TOKYO — The utility that operates Japan’s crippled atomic plant said Friday that it deserves most of the blame for the country’s nuclear crisis.
In its strongest remarks about its own shortcomings, Tokyo Electric Power Co. (Tepco) acknowledged in a report that it was not adequately prepared to deal with the massive earthquake and tsunami that ravaged northeastern Japan in March 2011. The twin disasters cut power at Tepco’s Fukushima Daiichi nuclear plant, causing meltdowns at three reactors. Massive radiation leaks contaminated air, water and soil around the plant and forced about 160,000 residents to evacuate.
“Our safety culture, skills and ability were all insufficient,” Tepco President Naomi Hirose told a news conference. “We must humbly accept our failure to prevent the accident, which we should have avoided by using our wisdom and human resources to be better prepared.”

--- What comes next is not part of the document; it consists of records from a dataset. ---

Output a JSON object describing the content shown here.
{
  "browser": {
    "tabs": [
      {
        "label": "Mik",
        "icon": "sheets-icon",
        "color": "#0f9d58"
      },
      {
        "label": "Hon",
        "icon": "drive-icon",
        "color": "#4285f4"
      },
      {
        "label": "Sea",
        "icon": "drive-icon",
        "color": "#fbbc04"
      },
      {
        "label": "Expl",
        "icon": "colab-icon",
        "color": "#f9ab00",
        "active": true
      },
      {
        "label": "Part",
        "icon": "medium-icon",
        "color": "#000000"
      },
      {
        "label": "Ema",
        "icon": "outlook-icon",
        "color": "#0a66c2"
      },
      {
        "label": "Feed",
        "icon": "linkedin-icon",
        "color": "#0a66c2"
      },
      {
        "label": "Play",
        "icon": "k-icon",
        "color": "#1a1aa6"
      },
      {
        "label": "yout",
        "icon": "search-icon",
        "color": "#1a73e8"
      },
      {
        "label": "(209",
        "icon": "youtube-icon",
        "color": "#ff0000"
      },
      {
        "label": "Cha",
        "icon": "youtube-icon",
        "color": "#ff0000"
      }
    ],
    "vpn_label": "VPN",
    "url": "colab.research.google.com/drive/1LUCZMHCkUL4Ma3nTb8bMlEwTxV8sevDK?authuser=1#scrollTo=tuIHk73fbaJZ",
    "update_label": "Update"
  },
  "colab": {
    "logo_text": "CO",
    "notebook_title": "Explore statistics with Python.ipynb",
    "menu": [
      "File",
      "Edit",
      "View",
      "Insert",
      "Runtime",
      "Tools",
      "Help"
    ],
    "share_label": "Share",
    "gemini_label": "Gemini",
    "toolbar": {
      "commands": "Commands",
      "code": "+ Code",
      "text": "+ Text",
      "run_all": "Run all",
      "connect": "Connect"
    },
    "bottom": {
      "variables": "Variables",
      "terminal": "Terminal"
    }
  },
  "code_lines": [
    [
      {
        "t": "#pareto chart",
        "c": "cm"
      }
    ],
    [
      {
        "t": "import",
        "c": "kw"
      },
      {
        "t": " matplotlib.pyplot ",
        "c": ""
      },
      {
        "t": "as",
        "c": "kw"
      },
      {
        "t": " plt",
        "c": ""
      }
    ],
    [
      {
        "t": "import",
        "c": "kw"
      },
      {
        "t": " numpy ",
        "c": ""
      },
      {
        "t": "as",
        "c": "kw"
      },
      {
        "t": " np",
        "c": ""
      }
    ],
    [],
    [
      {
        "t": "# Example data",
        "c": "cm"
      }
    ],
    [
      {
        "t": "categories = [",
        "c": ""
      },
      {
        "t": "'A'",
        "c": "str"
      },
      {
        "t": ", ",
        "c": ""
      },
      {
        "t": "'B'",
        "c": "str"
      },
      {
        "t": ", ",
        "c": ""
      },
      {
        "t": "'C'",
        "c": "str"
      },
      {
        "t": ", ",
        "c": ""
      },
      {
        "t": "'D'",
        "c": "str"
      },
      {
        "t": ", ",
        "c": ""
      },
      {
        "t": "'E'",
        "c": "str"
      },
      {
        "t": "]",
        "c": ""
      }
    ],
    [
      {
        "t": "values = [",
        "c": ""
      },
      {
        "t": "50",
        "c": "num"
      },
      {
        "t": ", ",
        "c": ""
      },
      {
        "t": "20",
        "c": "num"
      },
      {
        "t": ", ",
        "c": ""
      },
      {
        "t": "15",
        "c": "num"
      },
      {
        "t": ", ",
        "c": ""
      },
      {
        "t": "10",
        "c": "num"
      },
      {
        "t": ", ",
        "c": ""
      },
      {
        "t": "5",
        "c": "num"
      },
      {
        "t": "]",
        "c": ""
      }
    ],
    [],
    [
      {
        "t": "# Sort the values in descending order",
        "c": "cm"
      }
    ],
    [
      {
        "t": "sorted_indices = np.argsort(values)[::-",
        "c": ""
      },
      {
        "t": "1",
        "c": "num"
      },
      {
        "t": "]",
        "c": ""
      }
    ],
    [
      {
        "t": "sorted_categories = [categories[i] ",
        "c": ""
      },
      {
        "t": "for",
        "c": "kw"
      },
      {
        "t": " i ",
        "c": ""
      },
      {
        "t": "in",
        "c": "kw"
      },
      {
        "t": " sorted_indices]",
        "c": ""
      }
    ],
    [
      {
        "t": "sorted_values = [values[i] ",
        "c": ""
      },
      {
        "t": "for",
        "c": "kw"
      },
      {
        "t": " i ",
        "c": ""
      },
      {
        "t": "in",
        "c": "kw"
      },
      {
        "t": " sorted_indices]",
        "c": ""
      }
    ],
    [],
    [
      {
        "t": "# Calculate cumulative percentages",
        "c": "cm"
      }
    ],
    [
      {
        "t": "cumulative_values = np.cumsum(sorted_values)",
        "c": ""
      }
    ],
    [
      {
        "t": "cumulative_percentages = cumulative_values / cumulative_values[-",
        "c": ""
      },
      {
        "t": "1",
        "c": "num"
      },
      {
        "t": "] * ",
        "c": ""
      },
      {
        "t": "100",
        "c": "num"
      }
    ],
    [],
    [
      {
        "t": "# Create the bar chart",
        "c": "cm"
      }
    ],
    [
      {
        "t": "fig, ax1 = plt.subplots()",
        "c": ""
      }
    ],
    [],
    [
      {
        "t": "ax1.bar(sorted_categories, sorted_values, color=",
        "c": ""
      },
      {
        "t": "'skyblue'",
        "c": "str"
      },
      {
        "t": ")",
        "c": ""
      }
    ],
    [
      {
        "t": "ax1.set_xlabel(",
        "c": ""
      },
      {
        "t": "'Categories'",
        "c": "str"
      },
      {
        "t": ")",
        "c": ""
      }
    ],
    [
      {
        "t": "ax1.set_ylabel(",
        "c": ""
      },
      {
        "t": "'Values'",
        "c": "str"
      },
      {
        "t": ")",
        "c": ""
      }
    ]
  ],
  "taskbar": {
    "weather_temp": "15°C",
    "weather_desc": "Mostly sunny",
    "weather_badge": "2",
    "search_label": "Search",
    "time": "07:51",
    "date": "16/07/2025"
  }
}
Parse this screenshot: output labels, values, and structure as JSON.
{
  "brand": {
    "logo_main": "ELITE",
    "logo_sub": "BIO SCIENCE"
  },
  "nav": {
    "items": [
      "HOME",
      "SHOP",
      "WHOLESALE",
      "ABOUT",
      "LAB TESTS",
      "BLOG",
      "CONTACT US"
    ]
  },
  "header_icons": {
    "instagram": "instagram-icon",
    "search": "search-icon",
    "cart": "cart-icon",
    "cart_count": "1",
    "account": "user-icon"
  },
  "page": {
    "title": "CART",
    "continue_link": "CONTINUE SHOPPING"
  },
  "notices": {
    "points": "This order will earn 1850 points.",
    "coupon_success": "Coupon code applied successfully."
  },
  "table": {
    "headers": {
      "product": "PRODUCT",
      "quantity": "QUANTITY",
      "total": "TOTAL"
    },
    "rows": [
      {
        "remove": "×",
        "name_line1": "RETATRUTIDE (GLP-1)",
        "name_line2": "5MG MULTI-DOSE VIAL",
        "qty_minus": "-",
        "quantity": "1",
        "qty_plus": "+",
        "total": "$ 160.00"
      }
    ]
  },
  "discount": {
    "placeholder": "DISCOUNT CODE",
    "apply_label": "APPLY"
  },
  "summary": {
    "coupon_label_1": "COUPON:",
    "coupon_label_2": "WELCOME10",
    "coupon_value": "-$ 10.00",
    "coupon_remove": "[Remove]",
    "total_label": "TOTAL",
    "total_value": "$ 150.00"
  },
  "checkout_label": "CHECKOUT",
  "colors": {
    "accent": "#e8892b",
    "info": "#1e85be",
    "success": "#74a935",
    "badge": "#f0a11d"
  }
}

The report said Tepco’s equipment and safety provisions were inadequate and that the meltdowns should have been avoided. It also said the company was complacent about safety measures and had delayed upgrading them.
The acknowledgment is a major reversal from the utility’s initial investigation report, in June 2012. In that report, Tepco maintained that the tsunami was mostly to blame for the world’s worst nuclear disaster since Chernobyl, in Ukraine, in 1986. It defended its crisis management and criticized what it characterized as excessive interference from the prime minister’s office.
Following a public outcry, the company launched an internal reform task force, led by Hirose, to reinvestigate the crisis. The task force was overseen by a five-member committee of outside experts, including former U.S. Nuclear Regulatory Commission chief Dale Klein.